Melanie verneigte sich leicht gegen den Grafen Geyerstein, legte dann ihre Hand in den ihr gebotenen Arm des jungen Russen und schritt an seiner Seite dem anderen Salon zu, in dem der Flügel aufgeschlagen stand.

»Und hatte ich unrecht?« flüsterte Fräulein von Zahbern in des Rittmeisters Ohr, indem ihr Blick mit einer ihr sonst nicht unschönes Gesicht fast entstellenden Mischung von Zorn und Eifersucht das Paar verfolgte.

»Lassen Sie uns die Nationalhymne mit anhören, mein gnädiges Fräulein,« sagte Graf Geyerstein statt aller Antwort, indem er ihr den Arm bot und die erbitterte Schöne, ohne ihr Zeit zu einer weiteren Bemerkung zu geben, den Vorangegangenen nachführte.

8

An demselben Abend, an welchem beim Kriegsminister von Ralphen die Soiree gehalten wurde, und während dort in den hell erleuchteten und wohlig durchwärmten, von Blumen duftenden, von sanften Melodien durchströmten Räumen fröhliche Menschen gesellig beieinander saßen, bereitete sich eine andere, von dieser sehr weit verschiedene Szene in der zweiten Etage der Rosengasse vor.

Die Vorstellung im Zirkus war beendet, und mit ihr die letzte, der Gesellschaft für diese Messe gestattete. Draußen auf dem Platze, als die letzten Menschen das hohe, runde Bretterhaus kaum verlassen hatten, arbeiteten, hämmerten und pochten schon wetterbraune Gestalten in Hemdsärmeln und Schurzfellen, um die Bude wieder abzuschlagen und sie so rasch als möglich von dem Platze, den sie mit ihrer bretternen Masse entstellte, zu entfernen.

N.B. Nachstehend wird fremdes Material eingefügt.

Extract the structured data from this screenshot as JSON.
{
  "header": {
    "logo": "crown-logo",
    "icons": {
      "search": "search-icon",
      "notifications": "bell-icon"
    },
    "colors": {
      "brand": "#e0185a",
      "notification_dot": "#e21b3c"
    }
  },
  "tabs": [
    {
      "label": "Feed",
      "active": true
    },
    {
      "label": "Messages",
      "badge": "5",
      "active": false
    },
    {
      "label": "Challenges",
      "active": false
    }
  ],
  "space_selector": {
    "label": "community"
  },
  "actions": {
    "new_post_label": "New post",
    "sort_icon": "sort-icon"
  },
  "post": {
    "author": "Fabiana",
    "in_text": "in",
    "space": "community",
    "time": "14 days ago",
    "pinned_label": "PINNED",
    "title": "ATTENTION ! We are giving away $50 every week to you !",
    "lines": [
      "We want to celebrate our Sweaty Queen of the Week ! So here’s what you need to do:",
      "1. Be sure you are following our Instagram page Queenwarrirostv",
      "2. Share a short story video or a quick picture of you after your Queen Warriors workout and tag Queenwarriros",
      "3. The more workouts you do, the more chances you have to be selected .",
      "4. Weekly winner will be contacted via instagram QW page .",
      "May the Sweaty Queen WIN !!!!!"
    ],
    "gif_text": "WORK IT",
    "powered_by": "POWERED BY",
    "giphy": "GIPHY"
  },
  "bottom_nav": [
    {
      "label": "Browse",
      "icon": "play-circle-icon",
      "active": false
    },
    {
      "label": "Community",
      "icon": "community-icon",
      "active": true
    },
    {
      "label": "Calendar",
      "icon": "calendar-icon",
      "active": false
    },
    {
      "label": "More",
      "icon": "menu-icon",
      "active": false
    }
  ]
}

Auch oben in dem Zimmer Georg Bertrands sah es aus, als ob der Eigentümer des Gemaches im Begriff sei, abzureisen, denn wild und unordentlich lagen alle möglichen Kostümstücke bunt zerstreut über Stuhl- und Sofalehnen, ja selbst über den Boden hin. Handschuhe, Hüte, Reitpeitschen, ja selbst andere Teile einer Damengarderobe bedeckten zum Teil den großen, runden Tisch, der in der Mitte der Stube stand, und waren nur zur Hälfte zurück- und zusammengeschoben, um dem durch die Hausmagd heraufgebrachten Abendbrot für drei Personen notdürftigen Raum zu geben. Die Luft in dem ziemlich geräumigen, aber sehr niederen Gemache war dabei schwül und dumpfig, und kaltgewordener Tabaksqualm, wie der warme Fettgeruch verschiedener Fleischspeisen diente nicht dazu, sie zu verbessern. Auf dem Sofa lag Demoiselle Josefine, Georginens siebenjährige Tochter. Das Kind war von der für seine Jahre übermäßigen Anstrengung erschöpft eingeschlafen, und der Schein der Lampe fiel, ohne die Schläferin zu stören, grell auf das bleiche, aber stark geschminkte, abgespannte Gesicht des Kindes.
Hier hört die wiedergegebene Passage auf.